The sieve on the desiccant compartment may be constructed using any thermoplastic. Particularly, it can be prepared from high density polyethylene (HDPE). HDPE is a high density version of polyethylene. It is harder, stronger and has better chemical resistance than low density polyethylene.
The container and cap may be manufactured by, for example, the process of injection molding. In this process, plastic parts are molded by using heat and pressure during the injection of a molten plastic polymer into a desired mold.
The package is designed with a differential wall thickness across the cross-section of the container body which enables it to achieve the requisite air-tightness while keeping the pack easy to open.
It is a desirable option to design the package to be a secure package. For example, a secure pack is one that has an indicator or barrier to entry, which, if breached or missing can reasonably be expected to provide visible evidence to the consumer that tampering has occurred. While nonetheless desirable, this type of packaging is an option and the inventions described herein can be applied to products that do not have a tamper-evident packaging.
Tamper-evident packaging can be provided using heat shrink wrappers, film wrappers, sealed tubes, etc. Shrink sleeving is the most widely used due to its ease of use. It involves simply placing the shrink sleeve over the component and applying heat. The sleeve shrinks and encapsulates the component. It also provides good insulation, chemical resistance, toughness and excellent colourability. The shrink sleeves may be prepared from one or more of polyethylene, polypropylene, polyvinylchloride, polystyrene or polyester.
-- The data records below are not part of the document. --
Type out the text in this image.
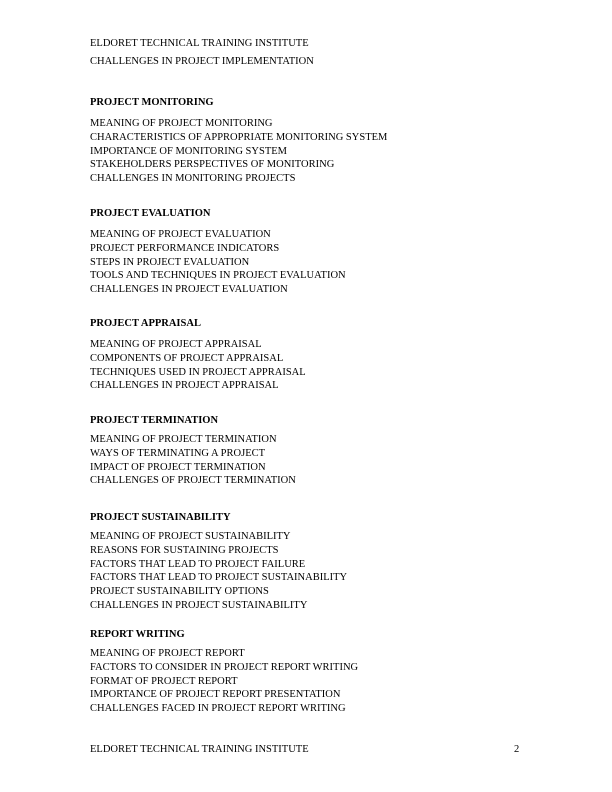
ELDORET TECHNICAL TRAINING INSTITUTE
CHALLENGES IN PROJECT IMPLEMENTATION
PROJECT MONITORING
MEANING OF PROJECT MONITORING
CHARACTERISTICS OF APPROPRIATE MONITORING SYSTEM
IMPORTANCE OF MONITORING SYSTEM
STAKEHOLDERS PERSPECTIVES OF MONITORING
CHALLENGES IN MONITORING PROJECTS
PROJECT EVALUATION
MEANING OF PROJECT EVALUATION
PROJECT PERFORMANCE INDICATORS
STEPS IN PROJECT EVALUATION
TOOLS AND TECHNIQUES IN PROJECT EVALUATION
CHALLENGES IN PROJECT EVALUATION
PROJECT APPRAISAL
MEANING OF PROJECT APPRAISAL
COMPONENTS OF PROJECT APPRAISAL
TECHNIQUES USED IN PROJECT APPRAISAL
CHALLENGES IN PROJECT APPRAISAL
PROJECT TERMINATION
MEANING OF PROJECT TERMINATION
WAYS OF TERMINATING A PROJECT
IMPACT OF PROJECT TERMINATION
CHALLENGES OF PROJECT TERMINATION
PROJECT SUSTAINABILITY
MEANING OF PROJECT SUSTAINABILITY
REASONS FOR SUSTAINING PROJECTS
FACTORS THAT LEAD TO PROJECT FAILURE
FACTORS THAT LEAD TO PROJECT SUSTAINABILITY
PROJECT SUSTAINABILITY OPTIONS
CHALLENGES IN PROJECT SUSTAINABILITY
REPORT WRITING
MEANING OF PROJECT REPORT
FACTORS TO CONSIDER IN PROJECT REPORT WRITING
FORMAT OF PROJECT REPORT
IMPORTANCE OF PROJECT REPORT PRESENTATION
CHALLENGES FACED IN PROJECT REPORT WRITING
ELDORET TECHNICAL TRAINING INSTITUTE	2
Air-tightness in the pack is ascertained by vacuum-leakage test method using a desiccator fitted with a vacuum pump. The packs are tested at 15 inch of mercury pressure for 2 minutes. Packs in which no water enters is termed air-tight.
While several particular forms of the invention have been described, it will be apparent that various modifications and combinations of the invention detailed in the text can be made without departing from the spirit and scope of the invention. Accordingly, it is not intended that the invention be limited, except as by the appended claims.